I didn’t plan it that way, but yesterday’s blog about clad coins segues nicely into the news that the metallic value of the U.S. five-cent coin, popularly called the nickel since its introduction in 1866, once again has exceeded face value. It has been quite a long time since this has been true as copper and nickel prices had been knocked hard by the financial crisis.
I noticed this yesterday on the Coinflation.com Web site after the commodity markets had ceased trading.
The premium over face value is slight and it would not pay to melt coins at current values, but the .0508741 value is enough to prompt me to remark that the new year will probably revive the question in Congress as to just what the coin should be made of.
It probably is not a priority and it easily could be postponed as long as overall coin demand remains light and the Treasury ban on melting or exporting the coins remains in effect.
The nickel is not a clad coin. It is a homogenous alloy of 75 percent copper and 25 percent nickel. The irony is that the price of copper has more effect on the melt value of the nickel than does nickel.

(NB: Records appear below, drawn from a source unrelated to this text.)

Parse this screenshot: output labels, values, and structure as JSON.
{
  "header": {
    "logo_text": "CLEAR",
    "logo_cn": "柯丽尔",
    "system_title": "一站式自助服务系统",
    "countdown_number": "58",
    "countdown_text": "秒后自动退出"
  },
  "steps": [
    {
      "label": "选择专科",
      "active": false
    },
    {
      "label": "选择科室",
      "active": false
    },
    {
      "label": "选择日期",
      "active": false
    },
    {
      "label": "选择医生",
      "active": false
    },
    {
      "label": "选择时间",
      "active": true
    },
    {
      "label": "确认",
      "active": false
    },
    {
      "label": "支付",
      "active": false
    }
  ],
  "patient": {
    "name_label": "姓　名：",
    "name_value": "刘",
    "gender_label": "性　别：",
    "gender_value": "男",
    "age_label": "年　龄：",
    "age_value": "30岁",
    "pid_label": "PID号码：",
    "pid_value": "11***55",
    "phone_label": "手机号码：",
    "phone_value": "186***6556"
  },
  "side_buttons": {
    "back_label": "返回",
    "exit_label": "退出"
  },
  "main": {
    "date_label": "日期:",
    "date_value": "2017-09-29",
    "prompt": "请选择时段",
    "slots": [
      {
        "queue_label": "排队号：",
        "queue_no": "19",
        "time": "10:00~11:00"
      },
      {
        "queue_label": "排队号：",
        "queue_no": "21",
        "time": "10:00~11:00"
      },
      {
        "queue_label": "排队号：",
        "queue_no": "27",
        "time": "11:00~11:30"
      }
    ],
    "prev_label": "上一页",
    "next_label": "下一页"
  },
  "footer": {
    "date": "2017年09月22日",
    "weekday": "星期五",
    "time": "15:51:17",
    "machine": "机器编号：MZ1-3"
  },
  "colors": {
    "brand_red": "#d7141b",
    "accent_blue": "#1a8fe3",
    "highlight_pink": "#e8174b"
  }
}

The value of the current copper-coated zinc cent is .0065694, so there is no imminent danger of melting of this denomination.
The old 95-percent copper alloy pieces is another story. Each of these cents now has a metallic value of more than two cents, or .0217706 to be Coinflation precise. The melting ban makes this just an interesting point.
What will the future bring? What I know is I will be watching the Coinflation.com Web site closely in 2010. Perhaps you should, too.